Summary
This 8-K filing from Discovery Communications, Inc. (though listed as Warner Bros. Discovery, Inc. in the prompt, the filing itself is for Discovery Communications, Inc. as it predates the WBD merger) on May 10, 2012, reports on a significant debt offering. Discovery Communications, LLC (DCL) is issuing $1 billion in aggregate principal amount of Senior Notes, split between $500 million of 3.30% Senior Notes due 2022 and $500 million of 4.95% Senior Notes due 2042. The offering is conducted under a registration statement filed previously with the SEC. Investors should note that the net proceeds, estimated at approximately $983.35 million after discounts and expenses, are intended for general corporate purposes. This includes potential acquisitions, debt repayment/refinancing, working capital, capital expenditures, and stock repurchases. The notes are guaranteed by Discovery Communications, Inc.

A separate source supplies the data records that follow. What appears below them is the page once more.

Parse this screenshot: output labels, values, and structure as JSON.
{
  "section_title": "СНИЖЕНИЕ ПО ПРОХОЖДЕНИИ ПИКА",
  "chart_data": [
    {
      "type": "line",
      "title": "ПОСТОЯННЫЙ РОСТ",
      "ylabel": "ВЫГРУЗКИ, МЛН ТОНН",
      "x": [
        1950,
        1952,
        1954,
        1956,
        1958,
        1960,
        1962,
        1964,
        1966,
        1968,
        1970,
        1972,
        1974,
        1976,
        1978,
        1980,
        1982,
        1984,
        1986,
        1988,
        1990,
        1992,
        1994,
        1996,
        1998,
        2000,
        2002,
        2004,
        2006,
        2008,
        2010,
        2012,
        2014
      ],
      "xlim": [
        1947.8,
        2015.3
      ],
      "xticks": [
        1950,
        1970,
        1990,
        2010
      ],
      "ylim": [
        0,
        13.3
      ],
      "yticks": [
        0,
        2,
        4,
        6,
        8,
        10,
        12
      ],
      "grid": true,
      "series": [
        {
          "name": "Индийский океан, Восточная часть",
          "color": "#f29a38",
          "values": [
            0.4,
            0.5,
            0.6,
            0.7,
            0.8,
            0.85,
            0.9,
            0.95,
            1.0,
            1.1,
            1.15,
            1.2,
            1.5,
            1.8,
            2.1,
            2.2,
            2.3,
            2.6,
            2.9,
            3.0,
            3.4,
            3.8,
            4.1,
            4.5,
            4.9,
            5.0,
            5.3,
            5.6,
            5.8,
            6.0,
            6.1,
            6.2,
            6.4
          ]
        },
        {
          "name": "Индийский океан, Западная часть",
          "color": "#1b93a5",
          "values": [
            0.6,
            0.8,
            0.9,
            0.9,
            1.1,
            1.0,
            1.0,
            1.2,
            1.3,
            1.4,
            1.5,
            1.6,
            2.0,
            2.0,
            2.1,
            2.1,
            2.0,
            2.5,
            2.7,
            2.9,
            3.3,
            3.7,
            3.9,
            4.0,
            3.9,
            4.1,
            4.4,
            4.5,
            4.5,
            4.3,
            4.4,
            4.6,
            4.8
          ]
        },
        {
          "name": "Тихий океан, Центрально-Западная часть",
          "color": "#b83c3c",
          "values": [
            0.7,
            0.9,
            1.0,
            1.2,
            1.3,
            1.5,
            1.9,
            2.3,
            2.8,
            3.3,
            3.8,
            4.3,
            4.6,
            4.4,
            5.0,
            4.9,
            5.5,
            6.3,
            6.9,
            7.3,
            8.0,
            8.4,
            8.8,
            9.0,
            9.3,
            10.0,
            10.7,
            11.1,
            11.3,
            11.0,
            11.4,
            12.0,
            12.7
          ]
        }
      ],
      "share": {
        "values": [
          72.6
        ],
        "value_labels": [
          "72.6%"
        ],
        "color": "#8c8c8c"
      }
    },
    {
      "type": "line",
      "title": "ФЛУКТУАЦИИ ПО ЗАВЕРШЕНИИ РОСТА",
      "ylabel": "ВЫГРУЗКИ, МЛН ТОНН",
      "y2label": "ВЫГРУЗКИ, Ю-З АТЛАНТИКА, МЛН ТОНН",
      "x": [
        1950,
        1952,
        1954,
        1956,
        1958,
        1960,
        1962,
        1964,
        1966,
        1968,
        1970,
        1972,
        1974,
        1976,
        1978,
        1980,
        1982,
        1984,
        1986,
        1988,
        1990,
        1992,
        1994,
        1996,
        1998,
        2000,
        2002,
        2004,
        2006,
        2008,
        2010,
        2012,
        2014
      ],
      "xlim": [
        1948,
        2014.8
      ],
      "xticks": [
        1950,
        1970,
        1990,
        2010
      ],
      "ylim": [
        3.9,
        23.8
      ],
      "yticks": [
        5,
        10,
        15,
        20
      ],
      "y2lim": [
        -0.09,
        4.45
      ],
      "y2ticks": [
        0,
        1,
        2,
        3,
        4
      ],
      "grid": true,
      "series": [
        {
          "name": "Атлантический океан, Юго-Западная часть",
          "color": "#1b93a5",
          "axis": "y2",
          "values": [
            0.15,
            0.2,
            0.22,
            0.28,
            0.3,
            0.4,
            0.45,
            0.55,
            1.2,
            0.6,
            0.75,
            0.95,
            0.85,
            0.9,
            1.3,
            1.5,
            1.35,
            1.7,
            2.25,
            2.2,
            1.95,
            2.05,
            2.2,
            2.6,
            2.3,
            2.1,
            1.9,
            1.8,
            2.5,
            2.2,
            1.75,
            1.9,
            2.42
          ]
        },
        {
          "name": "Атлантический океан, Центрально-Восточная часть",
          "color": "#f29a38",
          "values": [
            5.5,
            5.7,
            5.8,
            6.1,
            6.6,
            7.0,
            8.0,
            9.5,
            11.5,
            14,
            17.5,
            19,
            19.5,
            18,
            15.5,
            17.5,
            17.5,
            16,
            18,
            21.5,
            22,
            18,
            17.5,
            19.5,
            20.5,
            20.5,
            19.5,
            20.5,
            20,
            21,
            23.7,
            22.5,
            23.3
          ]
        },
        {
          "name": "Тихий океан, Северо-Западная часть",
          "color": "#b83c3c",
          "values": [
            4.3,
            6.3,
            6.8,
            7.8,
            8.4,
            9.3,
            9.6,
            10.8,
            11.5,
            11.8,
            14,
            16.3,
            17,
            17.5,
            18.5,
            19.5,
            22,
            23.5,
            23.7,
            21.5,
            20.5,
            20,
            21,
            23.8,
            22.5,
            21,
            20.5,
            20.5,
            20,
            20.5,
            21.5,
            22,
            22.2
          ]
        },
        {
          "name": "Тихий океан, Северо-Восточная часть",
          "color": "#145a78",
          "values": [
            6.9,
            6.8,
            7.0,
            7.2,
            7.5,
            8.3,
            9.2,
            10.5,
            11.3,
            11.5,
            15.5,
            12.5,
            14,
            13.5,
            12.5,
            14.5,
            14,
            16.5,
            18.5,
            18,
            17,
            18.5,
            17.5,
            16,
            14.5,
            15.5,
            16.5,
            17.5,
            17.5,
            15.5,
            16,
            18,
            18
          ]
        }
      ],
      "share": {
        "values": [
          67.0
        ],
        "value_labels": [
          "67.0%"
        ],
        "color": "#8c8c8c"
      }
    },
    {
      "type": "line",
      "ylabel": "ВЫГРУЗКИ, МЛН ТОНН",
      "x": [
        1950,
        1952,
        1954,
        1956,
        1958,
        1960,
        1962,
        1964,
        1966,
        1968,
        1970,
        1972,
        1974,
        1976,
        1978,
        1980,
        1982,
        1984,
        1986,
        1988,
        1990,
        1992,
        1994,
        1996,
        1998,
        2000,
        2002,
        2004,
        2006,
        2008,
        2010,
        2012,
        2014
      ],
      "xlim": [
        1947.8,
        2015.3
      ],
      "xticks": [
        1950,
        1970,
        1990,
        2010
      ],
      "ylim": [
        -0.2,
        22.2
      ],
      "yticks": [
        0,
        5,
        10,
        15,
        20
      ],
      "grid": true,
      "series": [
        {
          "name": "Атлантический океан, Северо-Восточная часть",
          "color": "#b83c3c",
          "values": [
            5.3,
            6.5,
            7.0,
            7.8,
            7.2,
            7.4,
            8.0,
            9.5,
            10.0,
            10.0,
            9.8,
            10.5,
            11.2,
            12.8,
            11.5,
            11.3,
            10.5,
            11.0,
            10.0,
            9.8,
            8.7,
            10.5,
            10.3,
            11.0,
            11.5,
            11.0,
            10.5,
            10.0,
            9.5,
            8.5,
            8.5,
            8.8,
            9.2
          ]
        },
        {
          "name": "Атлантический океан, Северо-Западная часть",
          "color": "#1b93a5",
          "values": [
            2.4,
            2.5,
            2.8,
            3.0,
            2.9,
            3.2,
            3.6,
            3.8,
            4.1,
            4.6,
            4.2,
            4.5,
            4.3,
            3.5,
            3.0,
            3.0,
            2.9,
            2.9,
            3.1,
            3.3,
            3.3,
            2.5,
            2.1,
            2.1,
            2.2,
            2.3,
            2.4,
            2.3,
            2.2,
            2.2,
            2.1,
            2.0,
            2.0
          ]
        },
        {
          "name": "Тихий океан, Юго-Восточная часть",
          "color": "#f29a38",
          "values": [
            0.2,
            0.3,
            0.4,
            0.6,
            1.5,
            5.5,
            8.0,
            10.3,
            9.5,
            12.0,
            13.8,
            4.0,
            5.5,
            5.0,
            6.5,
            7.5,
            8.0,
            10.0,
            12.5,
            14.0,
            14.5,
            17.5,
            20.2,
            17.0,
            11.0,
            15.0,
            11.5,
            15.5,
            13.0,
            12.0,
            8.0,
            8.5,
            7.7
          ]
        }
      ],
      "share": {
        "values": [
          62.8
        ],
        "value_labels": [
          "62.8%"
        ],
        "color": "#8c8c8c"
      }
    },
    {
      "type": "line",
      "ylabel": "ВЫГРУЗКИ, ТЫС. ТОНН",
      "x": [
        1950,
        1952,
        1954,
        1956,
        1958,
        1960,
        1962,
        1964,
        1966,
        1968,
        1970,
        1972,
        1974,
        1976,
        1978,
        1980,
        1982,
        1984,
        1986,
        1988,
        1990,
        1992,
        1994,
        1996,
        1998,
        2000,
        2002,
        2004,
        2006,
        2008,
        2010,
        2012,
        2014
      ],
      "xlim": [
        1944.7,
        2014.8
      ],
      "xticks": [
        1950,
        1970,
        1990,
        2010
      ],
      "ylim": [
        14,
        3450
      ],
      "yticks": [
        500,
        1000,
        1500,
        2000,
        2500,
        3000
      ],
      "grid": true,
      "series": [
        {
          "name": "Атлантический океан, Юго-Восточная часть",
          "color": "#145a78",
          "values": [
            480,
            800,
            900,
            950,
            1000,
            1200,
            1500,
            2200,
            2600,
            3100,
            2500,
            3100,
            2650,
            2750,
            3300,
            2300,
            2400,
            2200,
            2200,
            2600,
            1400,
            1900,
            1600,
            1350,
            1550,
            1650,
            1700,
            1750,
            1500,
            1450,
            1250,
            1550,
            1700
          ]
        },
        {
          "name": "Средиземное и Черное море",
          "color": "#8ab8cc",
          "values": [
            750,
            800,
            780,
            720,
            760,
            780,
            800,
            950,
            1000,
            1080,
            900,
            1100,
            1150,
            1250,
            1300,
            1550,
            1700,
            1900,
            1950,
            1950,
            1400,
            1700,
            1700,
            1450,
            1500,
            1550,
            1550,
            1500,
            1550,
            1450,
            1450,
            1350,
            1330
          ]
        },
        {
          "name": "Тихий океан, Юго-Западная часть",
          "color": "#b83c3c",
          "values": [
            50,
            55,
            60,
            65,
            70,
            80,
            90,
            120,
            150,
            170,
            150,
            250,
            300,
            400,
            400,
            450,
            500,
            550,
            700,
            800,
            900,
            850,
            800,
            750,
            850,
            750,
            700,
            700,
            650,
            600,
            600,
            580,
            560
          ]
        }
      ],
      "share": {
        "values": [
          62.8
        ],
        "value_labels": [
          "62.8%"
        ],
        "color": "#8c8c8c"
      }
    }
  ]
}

The expected closing date for the offering is May 17, 2012. This move suggests the company is looking to manage its capital structure, potentially fund growth initiatives, or return capital to shareholders.
Key Highlights
- 1Discovery Communications, LLC (DCL) is issuing $500 million in 3.30% Senior Notes due 2022 and $500 million in 4.95% Senior Notes due 2042.
- 2The aggregate principal amount of the debt offering is $1 billion.
- 3The net proceeds from the offering are expected to be approximately $983.35 million after accounting for underwriting discounts and estimated expenses.
- 4The net proceeds will be used for general corporate purposes, including potential acquisitions, debt refinancing, working capital, capital expenditures, and stock repurchases.
- 5The offering is being conducted through an Underwriting Agreement with J.P. Morgan Securities LLC, Merrill Lynch, Pierce, Fenner & Smith Incorporated, and RBS Securities Inc. as representatives.
- 6The offering is expected to close on May 17, 2012, subject to customary closing conditions.
- 7Discovery Communications, Inc. (the Guarantor) is providing a full and unconditional guarantee for DCL's obligations under the notes.